熱狂
桑原紫陽花は俳優だった。カメレオンや鮃のように保護色によって背景に溶け込むのではない。存在感を出し過ぎて作品を喰ってしまう存在だった。原作を破壊し、物語を圧迫し、その圧倒的な演技力だけで作品を神作品まで伸し上げた。ドラマを見る視聴者も作品目当てではなく俳優目当て、映画を見に来る客もその俳優の次なる作品を求めて足を運んだ。
主役しかしない、のではない。主役しか出来ないのだ。枠役など一任したら世界観が崩れてしまう。アイドルのように顔が特別に良かった訳でも、ダンスが一流だった訳でも無い。その圧倒的な芝居に魅了されて熱狂的なファンを集めていた。
その彼の私生活は破綻していたという。息子の誕生日を知らず、嫁の顔など忘れて仕事に没頭した。近付く女性も多くいた。金に目が眩んだ人間が山ほど群がった。まるで引力でも発生するかのように、彼に回りには他人が大勢いた。性格が歪むのは言うまでもない。彼を最期まで人間たらしめたのは……自分は俳優とでしか輝けない。その一点だけは確信していた点である。いくら財界の人間と顔馴染みになろうとも、そこだけはブレなかった。彼は新しいことに挑戦しなかった。
英雄と自分を重ねた。自分は英雄なのだと思った。自分こそ英雄として生きる運命なのだと。
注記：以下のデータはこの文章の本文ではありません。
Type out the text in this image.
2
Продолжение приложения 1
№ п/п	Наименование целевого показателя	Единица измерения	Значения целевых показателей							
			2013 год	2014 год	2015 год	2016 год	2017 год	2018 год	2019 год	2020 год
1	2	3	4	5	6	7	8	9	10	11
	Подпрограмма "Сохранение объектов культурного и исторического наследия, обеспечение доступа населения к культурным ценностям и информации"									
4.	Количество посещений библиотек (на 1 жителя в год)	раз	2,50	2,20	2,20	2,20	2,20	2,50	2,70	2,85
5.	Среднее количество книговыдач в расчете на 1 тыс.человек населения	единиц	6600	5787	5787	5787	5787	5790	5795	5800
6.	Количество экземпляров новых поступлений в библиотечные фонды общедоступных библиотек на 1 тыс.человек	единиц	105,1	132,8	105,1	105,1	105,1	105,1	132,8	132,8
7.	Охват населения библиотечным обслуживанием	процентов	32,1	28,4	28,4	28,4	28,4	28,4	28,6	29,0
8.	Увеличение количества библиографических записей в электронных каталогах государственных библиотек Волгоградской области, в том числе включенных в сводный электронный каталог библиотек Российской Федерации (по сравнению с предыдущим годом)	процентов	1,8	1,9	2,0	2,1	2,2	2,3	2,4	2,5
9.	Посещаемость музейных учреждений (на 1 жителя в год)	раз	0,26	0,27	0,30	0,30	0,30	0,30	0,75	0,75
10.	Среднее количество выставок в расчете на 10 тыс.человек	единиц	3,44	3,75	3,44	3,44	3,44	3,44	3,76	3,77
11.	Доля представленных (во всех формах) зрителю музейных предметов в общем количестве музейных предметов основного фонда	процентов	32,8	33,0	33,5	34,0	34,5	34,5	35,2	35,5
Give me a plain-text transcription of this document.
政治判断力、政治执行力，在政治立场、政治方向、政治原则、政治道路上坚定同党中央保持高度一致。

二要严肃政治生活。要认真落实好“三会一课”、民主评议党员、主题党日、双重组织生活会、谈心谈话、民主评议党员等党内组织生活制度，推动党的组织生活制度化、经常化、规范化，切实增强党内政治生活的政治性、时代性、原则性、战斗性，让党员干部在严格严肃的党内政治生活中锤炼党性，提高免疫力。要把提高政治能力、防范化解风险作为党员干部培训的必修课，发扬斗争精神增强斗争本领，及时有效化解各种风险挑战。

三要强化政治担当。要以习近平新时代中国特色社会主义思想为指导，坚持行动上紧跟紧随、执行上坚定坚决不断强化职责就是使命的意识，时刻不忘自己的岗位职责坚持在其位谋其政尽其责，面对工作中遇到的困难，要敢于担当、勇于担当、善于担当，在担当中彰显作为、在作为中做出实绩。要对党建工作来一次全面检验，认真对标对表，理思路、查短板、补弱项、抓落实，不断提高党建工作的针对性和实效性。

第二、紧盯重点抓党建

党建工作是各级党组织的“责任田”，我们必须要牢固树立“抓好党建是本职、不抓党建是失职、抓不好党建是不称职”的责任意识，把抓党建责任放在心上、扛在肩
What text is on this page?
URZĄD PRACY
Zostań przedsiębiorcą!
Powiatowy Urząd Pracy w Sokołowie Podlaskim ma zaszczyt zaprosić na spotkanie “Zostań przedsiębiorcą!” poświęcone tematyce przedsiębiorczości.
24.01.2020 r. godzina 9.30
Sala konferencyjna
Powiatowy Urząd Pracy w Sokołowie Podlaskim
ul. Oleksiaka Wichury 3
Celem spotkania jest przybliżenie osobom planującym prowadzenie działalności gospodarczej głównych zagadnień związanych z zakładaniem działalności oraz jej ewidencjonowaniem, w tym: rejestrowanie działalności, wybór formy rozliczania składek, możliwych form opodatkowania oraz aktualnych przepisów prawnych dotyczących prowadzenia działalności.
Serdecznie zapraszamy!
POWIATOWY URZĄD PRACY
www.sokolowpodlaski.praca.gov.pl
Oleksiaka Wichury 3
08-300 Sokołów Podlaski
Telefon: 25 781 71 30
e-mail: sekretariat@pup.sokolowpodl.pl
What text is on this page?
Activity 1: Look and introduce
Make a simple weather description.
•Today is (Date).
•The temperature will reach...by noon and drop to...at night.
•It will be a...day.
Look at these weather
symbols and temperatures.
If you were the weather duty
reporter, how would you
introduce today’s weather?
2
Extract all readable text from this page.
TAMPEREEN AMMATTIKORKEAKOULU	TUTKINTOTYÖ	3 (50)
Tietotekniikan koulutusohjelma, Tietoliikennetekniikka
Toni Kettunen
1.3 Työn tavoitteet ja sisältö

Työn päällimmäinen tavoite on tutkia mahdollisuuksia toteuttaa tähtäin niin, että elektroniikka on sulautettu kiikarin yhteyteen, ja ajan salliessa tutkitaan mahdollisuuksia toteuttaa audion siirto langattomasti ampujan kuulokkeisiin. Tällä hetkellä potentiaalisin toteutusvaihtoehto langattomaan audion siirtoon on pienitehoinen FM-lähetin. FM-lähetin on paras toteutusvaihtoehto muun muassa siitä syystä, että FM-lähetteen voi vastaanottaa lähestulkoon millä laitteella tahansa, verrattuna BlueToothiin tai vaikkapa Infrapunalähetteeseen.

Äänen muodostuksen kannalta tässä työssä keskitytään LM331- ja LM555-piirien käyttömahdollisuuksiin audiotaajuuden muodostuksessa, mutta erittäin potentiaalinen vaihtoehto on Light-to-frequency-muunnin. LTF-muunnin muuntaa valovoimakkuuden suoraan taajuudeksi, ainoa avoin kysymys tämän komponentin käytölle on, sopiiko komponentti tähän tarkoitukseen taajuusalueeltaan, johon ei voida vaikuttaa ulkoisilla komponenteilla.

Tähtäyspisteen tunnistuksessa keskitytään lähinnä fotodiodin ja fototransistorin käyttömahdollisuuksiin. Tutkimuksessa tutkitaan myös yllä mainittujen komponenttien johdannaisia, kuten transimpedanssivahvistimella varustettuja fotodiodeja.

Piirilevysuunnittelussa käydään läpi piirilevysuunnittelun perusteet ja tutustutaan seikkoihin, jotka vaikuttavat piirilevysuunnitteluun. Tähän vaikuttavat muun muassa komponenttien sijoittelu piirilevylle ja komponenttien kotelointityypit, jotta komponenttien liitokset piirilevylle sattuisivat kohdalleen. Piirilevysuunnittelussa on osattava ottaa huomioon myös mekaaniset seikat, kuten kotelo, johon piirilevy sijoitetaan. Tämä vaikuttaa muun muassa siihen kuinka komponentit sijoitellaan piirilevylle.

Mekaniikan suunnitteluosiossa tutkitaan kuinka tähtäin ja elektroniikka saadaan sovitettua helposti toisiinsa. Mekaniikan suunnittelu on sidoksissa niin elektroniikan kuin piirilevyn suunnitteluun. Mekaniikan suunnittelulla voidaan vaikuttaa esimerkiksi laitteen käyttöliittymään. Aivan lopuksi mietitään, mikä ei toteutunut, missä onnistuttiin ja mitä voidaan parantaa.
そんな感情を持って生きている人間が誰かから恨まれていないはずがない。人を救わない独り善がりの英雄。その彼の背中には山ほどの切り捨てられた屍の魂が群がっていた。生前と大して変わらないか。救われなかった人々の怨念。
「おい! 来るな! 来るなよ! 纐纈!」
唯一、親友と呼べた人間の名前を口にする。勿論、彼の近くに薬袋纐纈も余所者勇者もいない。誰もいない空間を眺めて怯えている。
「何をしているんです?」
獄面鎧王が本気で心配するような声を出した。どうやら彼には見えてはいけないものが見えている。黙示録の第四騎士。タロットの死神。青白い馬に乗った骸骨騎士。
「そうか。私は死ぬのか……そうか……わはははははは」
遂に壊れたような笑い声をあげた。仮面を両手で覆い、膝から地面へ落ちる。天空へ向けて声が枯れるように笑い散らかす。こんな道化の姿になっても、彼には何も起こらない。
「殺すなら早く殺せ! 私が恨めしいのだろう!」
その場にいた全員が息を呑んで見守っていた。もう誰も声を出せなかった。これが悪霊が魅せる幻覚だというならば、あまりにも残酷だ。いっそ迅速に絶命させた方が楽なのだろう。懺悔の深闇に包まれる。闇は……無限に増殖する。
「あぁ。我々は勘違いをしていた」
獄面鎧王はこの山から脱出していた。残りの仲間も同様に。こうなった以上は武雷電は見捨ているしかない。彼は……妖力を増幅させる貯蔵庫として選ばれたのだ。
「あの莫大な妖力は何処へ消えたのか。その答えを我々はずっと『薬袋的』の中にあると思っていた。でも、本当に回収していた箱は……鮎川小次郎。お前だったのか。黄泉獄龍が我々を百鬼にした黒幕であり、この世界に輸送した張本人。そして……それを可能にするためにお前は……妖力を回収し続けたのか」
武雷電の鎧が膨れ上がっていく。真っ青な鎧から紫煙が湧き出た。泉のように噴き出て溢れる。まさにこの世の終わりだ。これは妖力の爆弾ではない。怪鳥の膨れ上がり方とは違う。あれは妖力を包み込められていた。しかし今度はそうじゃない。風呂の水が溢れるように……外側へ無限に噴き出している。